De repente me vi envolvida numa rede de leitores de livros de faroeste. Chegavam pelo correio, amigos compravam e me emprestavam. Em troca, eu cedia meus gibis, também adquiridos pelo correio. Aos doze anos já tinha meu dinheiro e podia comprá-los. Leitora que sou, hoje me questiono por que aquelas páginas me fascinavam tanto. Acho que era mesmo pela semelhança com a paisagem da cidade poeirenta, com a ventania forte destelhando casas, derrubando árvores, fazendo redemoinhos ruidosos e apavorantes entre os meses de maio e agosto. Nesses dias, batíamos as portas e janelas, travadas com tramelas de ferro, minha mãe, religiosa que era, rogava aos santos, acendia velas, o vento apagava, sua fé inabalável acalmava a todos. Mas não conseguíamos aplacar a poeira. Passada a tormenta, limpar a casa com vassoura de palha, preparar camas e redes pro descanso, chá de folha de laranja pra dormir. 

Perdi a conta de quantos faroestes eu li, afora os gibis, as fotonovelas e os livros da biblioteca. A rede de leitores só crescia, eu lia cada vez mais. Diminuí as brincadeiras na rua. A fase era de transição. Interesses mudando. E eu ali, imersa nos livros e ignorando a TV em preto e branco recém-chegada à cidade.

A minha formação de leitora evidencia que a educação literária que tive foi atravessada não apenas pela escola, mas principalmente pela rede de leitores da minha geração que se formou entre os anos de 1970 e 1980. Líamos textos que alguns classificam como não literários, como por exemplo os gibis, as revistas de fotonovelas, os livros de bolso com histórias de faroeste. Entretanto, prefiro ficar com a definição de Antonio Cândido de literatura como todas as criações de toque poético ficcional ou dramático… folclore, lenda, chiste, até as formas mais complexas e difíceis da produção escrita das grandes civilizações (CANDIDO, 1989, p. 112).  E com a perspectiva de mediação defendida por Pettit (2008), quando afirma que O gosto pela leitura não pode surgir da simples proximidade material com os livros. Um conhecimento, um patrimônio cultural, uma biblioteca, podem se tornar letra morta se ninguém lhes der vida.  (PETIT, 2008, p. 154).

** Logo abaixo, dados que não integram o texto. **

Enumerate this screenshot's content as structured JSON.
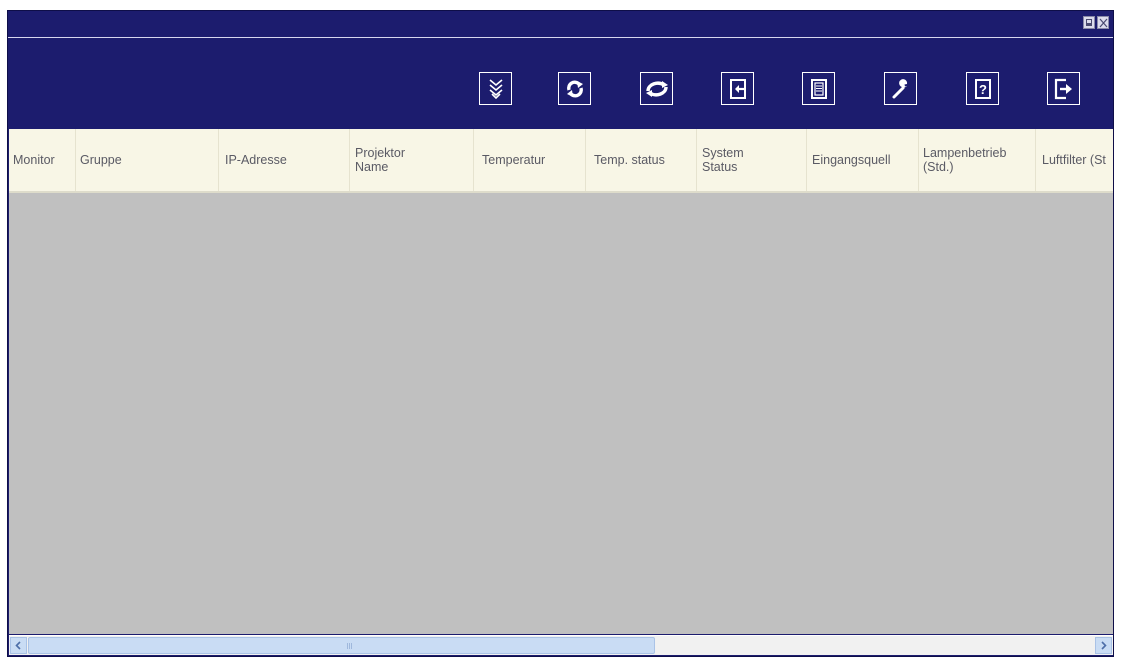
{
  "window": {
    "title": ""
  },
  "toolbar": {
    "buttons": [
      {
        "icon": "chevron-down-double-icon"
      },
      {
        "icon": "refresh-icon"
      },
      {
        "icon": "refresh-all-icon"
      },
      {
        "icon": "import-icon"
      },
      {
        "icon": "document-icon"
      },
      {
        "icon": "wrench-icon"
      },
      {
        "icon": "help-icon"
      },
      {
        "icon": "exit-icon"
      }
    ]
  },
  "table": {
    "columns": [
      {
        "line1": "Monitor",
        "line2": ""
      },
      {
        "line1": "Gruppe",
        "line2": ""
      },
      {
        "line1": "IP-Adresse",
        "line2": ""
      },
      {
        "line1": "Projektor",
        "line2": "Name"
      },
      {
        "line1": "Temperatur",
        "line2": ""
      },
      {
        "line1": "Temp. status",
        "line2": ""
      },
      {
        "line1": "System",
        "line2": "Status"
      },
      {
        "line1": "Eingangsquell",
        "line2": ""
      },
      {
        "line1": "Lampenbetrieb",
        "line2": "(Std.)"
      },
      {
        "line1": "Luftfilter (St",
        "line2": ""
      }
    ],
    "rows": []
  },
  "colors": {
    "window_bg": "#1c1c6e",
    "header_bg": "#f8f6e6",
    "body_bg": "#c0c0c0",
    "scrollbar_thumb": "#c9dcf4"
  }
}
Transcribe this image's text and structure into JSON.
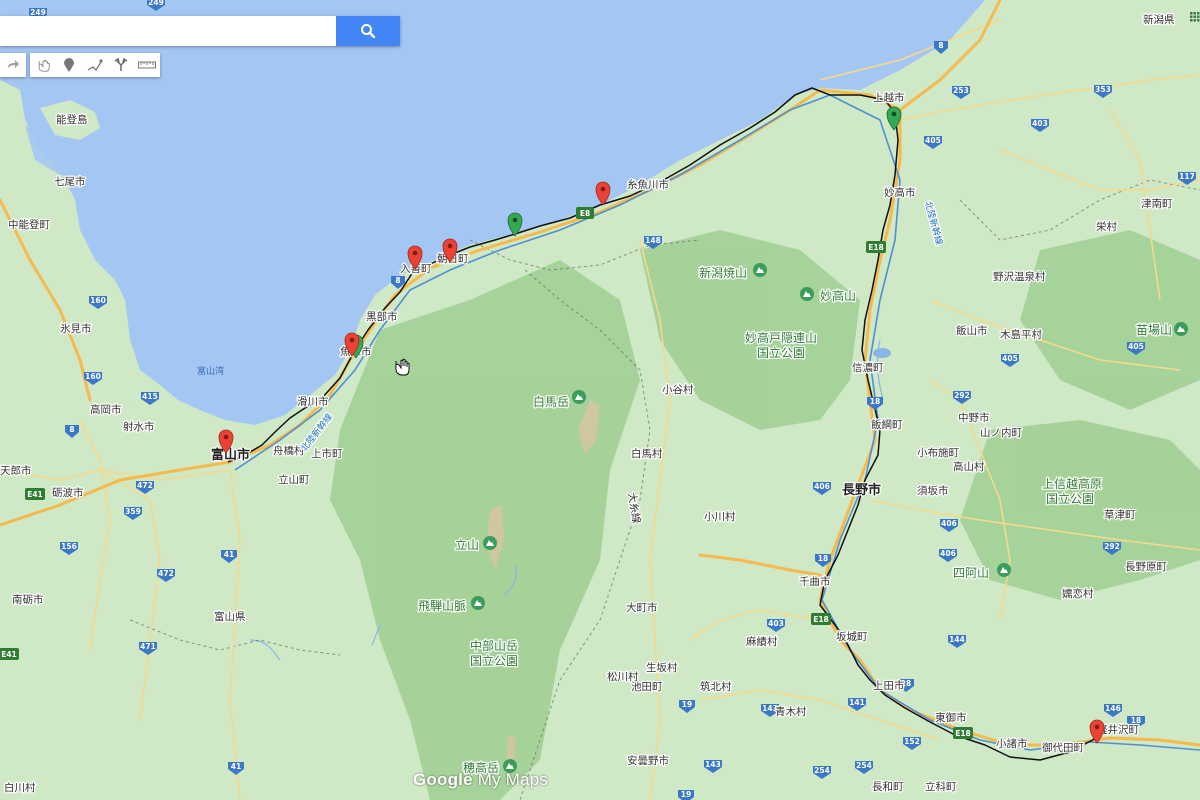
{
  "search": {
    "placeholder": "",
    "value": ""
  },
  "toolbar": {
    "buttons": [
      "redo-icon",
      "hand-icon",
      "marker-icon",
      "draw-line-icon",
      "directions-icon",
      "ruler-icon"
    ]
  },
  "watermark": {
    "word1": "Google",
    "word2": "My Maps"
  },
  "colors": {
    "sea": "#a3c6f3",
    "land": "#cfe8c6",
    "mountain": "#9fcf92",
    "highway": "#f5b94c",
    "road": "#f7d98a",
    "route": "#111111",
    "marker_red": "#ea4335",
    "marker_green": "#34a853",
    "park_icon": "#3a9d5b"
  },
  "labels": {
    "niigata_ken": "新潟県",
    "joetsu": "上越市",
    "itoigawa": "糸魚川市",
    "asahi": "朝日町",
    "nyuzen": "入善町",
    "kurobe": "黒部市",
    "uozu": "魚津市",
    "namerikawa": "滑川市",
    "toyama_city": "富山市",
    "funahashi": "舟橋村",
    "kamiichi": "上市町",
    "tateyama_town": "立山町",
    "noto_island": "能登島",
    "nanao": "七尾市",
    "nakanoto": "中能登町",
    "himi": "氷見市",
    "takaoka": "高岡市",
    "imizu": "射水市",
    "tonami": "砺波市",
    "nanto": "南砺市",
    "amenishi": "天郎市",
    "toyama_bay": "富山湾",
    "toyama_ken": "富山県",
    "shirouma_dake": "白馬岳",
    "tateyama": "立山",
    "hida_sanmyaku": "飛騨山脈",
    "chubu_park": "中部山岳\n国立公園",
    "hotaka": "穂高岳",
    "niigata_yakeyama": "新潟焼山",
    "myoko_san": "妙高山",
    "myoko_park": "妙高戸隠連山\n国立公園",
    "myoko_city": "妙高市",
    "otari": "小谷村",
    "hakuba": "白馬村",
    "ogawa": "小川村",
    "shinano": "信濃町",
    "iizuna": "飯綱町",
    "nagano_city": "長野市",
    "obuse": "小布施町",
    "suzaka": "須坂市",
    "takayama_v": "高山村",
    "nakano": "中野市",
    "yamanouchi": "山ノ内町",
    "iiyama": "飯山市",
    "kijimadaira": "木島平村",
    "nozawa": "野沢温泉村",
    "sakae": "栄村",
    "tsunan": "津南町",
    "naeba": "苗場山",
    "joshinetsu_park": "上信越高原\n国立公園",
    "yotsuya": "四阿山",
    "kusatsu": "草津町",
    "naganohara": "長野原町",
    "tsumagoi": "嬬恋村",
    "chikuma": "千曲市",
    "sakaki": "坂城町",
    "ueda": "上田市",
    "tomi": "東御市",
    "komoro": "小諸市",
    "miyota": "御代田町",
    "karuizawa": "軽井沢町",
    "omachi": "大町市",
    "ikusaka": "生坂村",
    "ikeda": "池田町",
    "omi": "麻績村",
    "chikuhoku": "筑北村",
    "aoki": "青木村",
    "matsukawa": "松川村",
    "azumino": "安曇野市",
    "nagawa": "長和町",
    "tateshina": "立科町",
    "kamiyamada": "白川村",
    "hokuriku_shinkansen": "北陸新幹線",
    "oito_line": "大糸線"
  },
  "shields": {
    "national": [
      "8",
      "8",
      "8",
      "148",
      "18",
      "18",
      "18",
      "403",
      "406",
      "292",
      "292",
      "292",
      "405",
      "405",
      "353",
      "253",
      "117",
      "415",
      "415",
      "160",
      "160",
      "472",
      "472",
      "359",
      "156",
      "41",
      "41",
      "471",
      "19",
      "19",
      "143",
      "143",
      "254",
      "144",
      "146",
      "152",
      "141",
      "254",
      "18",
      "403",
      "249"
    ],
    "expressway": [
      "E8",
      "E8",
      "E18",
      "E18",
      "E41",
      "E41",
      "E18"
    ]
  }
}
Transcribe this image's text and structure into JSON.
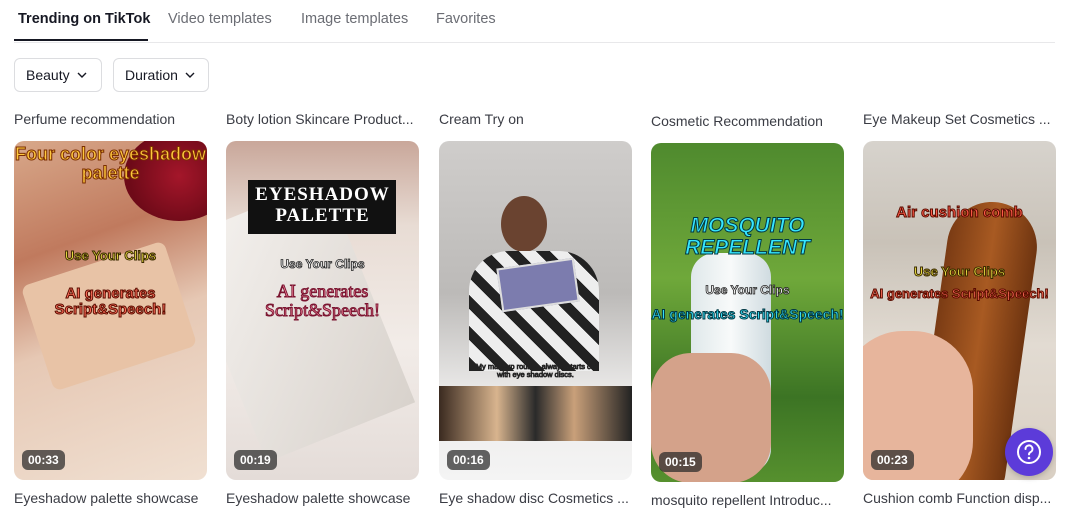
{
  "tabs": [
    {
      "label": "Trending on TikTok",
      "active": true
    },
    {
      "label": "Video templates",
      "active": false
    },
    {
      "label": "Image templates",
      "active": false
    },
    {
      "label": "Favorites",
      "active": false
    }
  ],
  "filters": [
    {
      "label": "Beauty",
      "icon": "chevron-down-icon"
    },
    {
      "label": "Duration",
      "icon": "chevron-down-icon"
    }
  ],
  "cards": [
    {
      "title": "Perfume recommendation",
      "duration": "00:33",
      "overlay": {
        "headline": "Four color eyeshadow palette",
        "line1": "Use Your Clips",
        "line2": "AI generates Script&Speech!"
      },
      "caption": "Eyeshadow palette showcase"
    },
    {
      "title": "Boty lotion Skincare Product...",
      "duration": "00:19",
      "overlay": {
        "headline": "EYESHADOW PALETTE",
        "line1": "Use Your Clips",
        "line2": "AI generates Script&Speech!"
      },
      "caption": "Eyeshadow palette showcase"
    },
    {
      "title": "Cream Try on",
      "duration": "00:16",
      "overlay": {
        "subtitle": "My makeup routine always starts off with eye shadow discs."
      },
      "caption": "Eye shadow disc Cosmetics ..."
    },
    {
      "title": "Cosmetic Recommendation",
      "duration": "00:15",
      "overlay": {
        "headline": "MOSQUITO REPELLENT",
        "line1": "Use Your Clips",
        "line2": "AI generates Script&Speech!"
      },
      "caption": "mosquito repellent Introduc..."
    },
    {
      "title": "Eye Makeup Set Cosmetics ...",
      "duration": "00:23",
      "overlay": {
        "headline": "Air cushion comb",
        "line1": "Use Your Clips",
        "line2": "AI generates Script&Speech!"
      },
      "caption": "Cushion comb Function disp..."
    }
  ],
  "help_button": {
    "icon": "question-mark-icon",
    "color": "#5c3bd9"
  }
}
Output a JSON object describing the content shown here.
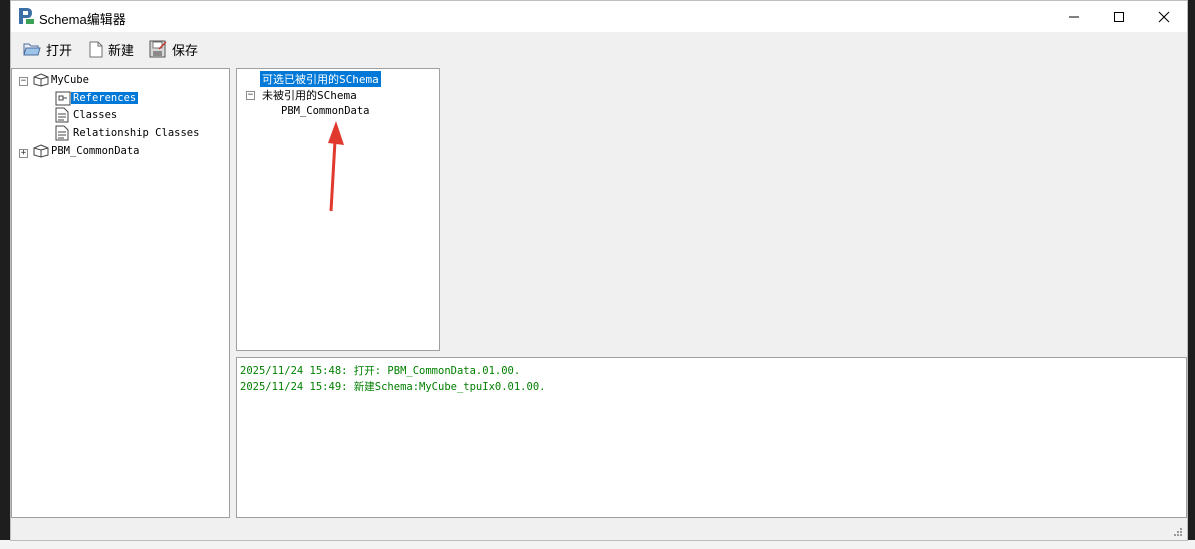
{
  "window": {
    "title": "Schema编辑器"
  },
  "toolbar": {
    "open_label": "打开",
    "new_label": "新建",
    "save_label": "保存"
  },
  "left_tree": {
    "root": "MyCube",
    "children": [
      "References",
      "Classes",
      "Relationship Classes"
    ],
    "second_root": "PBM_CommonData"
  },
  "middle_tree": {
    "referenced_label": "可选已被引用的SChema",
    "unreferenced_label": "未被引用的SChema",
    "unreferenced_items": [
      "PBM_CommonData"
    ]
  },
  "log": {
    "lines": [
      "2025/11/24 15:48: 打开: PBM_CommonData.01.00.",
      "2025/11/24 15:49: 新建Schema:MyCube_tpuIx0.01.00."
    ]
  },
  "colors": {
    "selection": "#0078d7",
    "log_text": "#008000",
    "annotation_arrow": "#e03a2f"
  },
  "icons": [
    "app-icon",
    "open-folder-icon",
    "new-file-icon",
    "save-icon",
    "cube-icon",
    "reference-icon",
    "document-icon",
    "minimize-icon",
    "maximize-icon",
    "close-icon",
    "resize-grip-icon"
  ]
}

Nesse longo caminho encontrei (e ainda encontro) diferentes mediadores que me possibilitaram o acesso às mais diversas formas da linguagem literária todas elas cumprindo um papel decisivo na formação do meu gosto, na minha autonomia para selecionar e escolher os livros, os escritores, na formação da minha “biblioteca interior”, um repertório diversificado que vem se constituindo ao longo de décadas. A escola, especialmente a dos anos iniciais, teve um papel importante na construção de uma relação com a leitura literária menos determinada por tarefas didáticas de preenchimento de fichas de leitura. A poesia era para ser lida, memorizada e falada nos jograis, o que me fez perceber desde cedo a importância da vocalização do poema para a construção dos sentidos, para a apreciação estética. Como poeta, essa vocalização está presente desde o princípio na composição de meus poemas. Escrevo e leio repetidas vezes até que perceba o momento em que dou o poema como pronto para ser lido pelo leitor. 

Para 2021 desejo que a literatura esteja mais presente na vida das nossas crianças e jovens, que os professores sejam mediadores, estabeleçam pontes entre os alunos e os livros, sejam uma referência na constituição da autonomia e na formação do gosto literário. E que nenhum município novo possa ser criado sem uma biblioteca. 

*Maria do Socorro Alencar Nunes Macedo. Universidade Federal de São João-del-Rei. Professora Titular do Departamento de Ciências da Educação GPEALE, grupo de Pesquisa em Alfabetização,  Linguagem e Colonialidade. Programa de Pós-Graduação em Educação da UFSJ e da UFPE.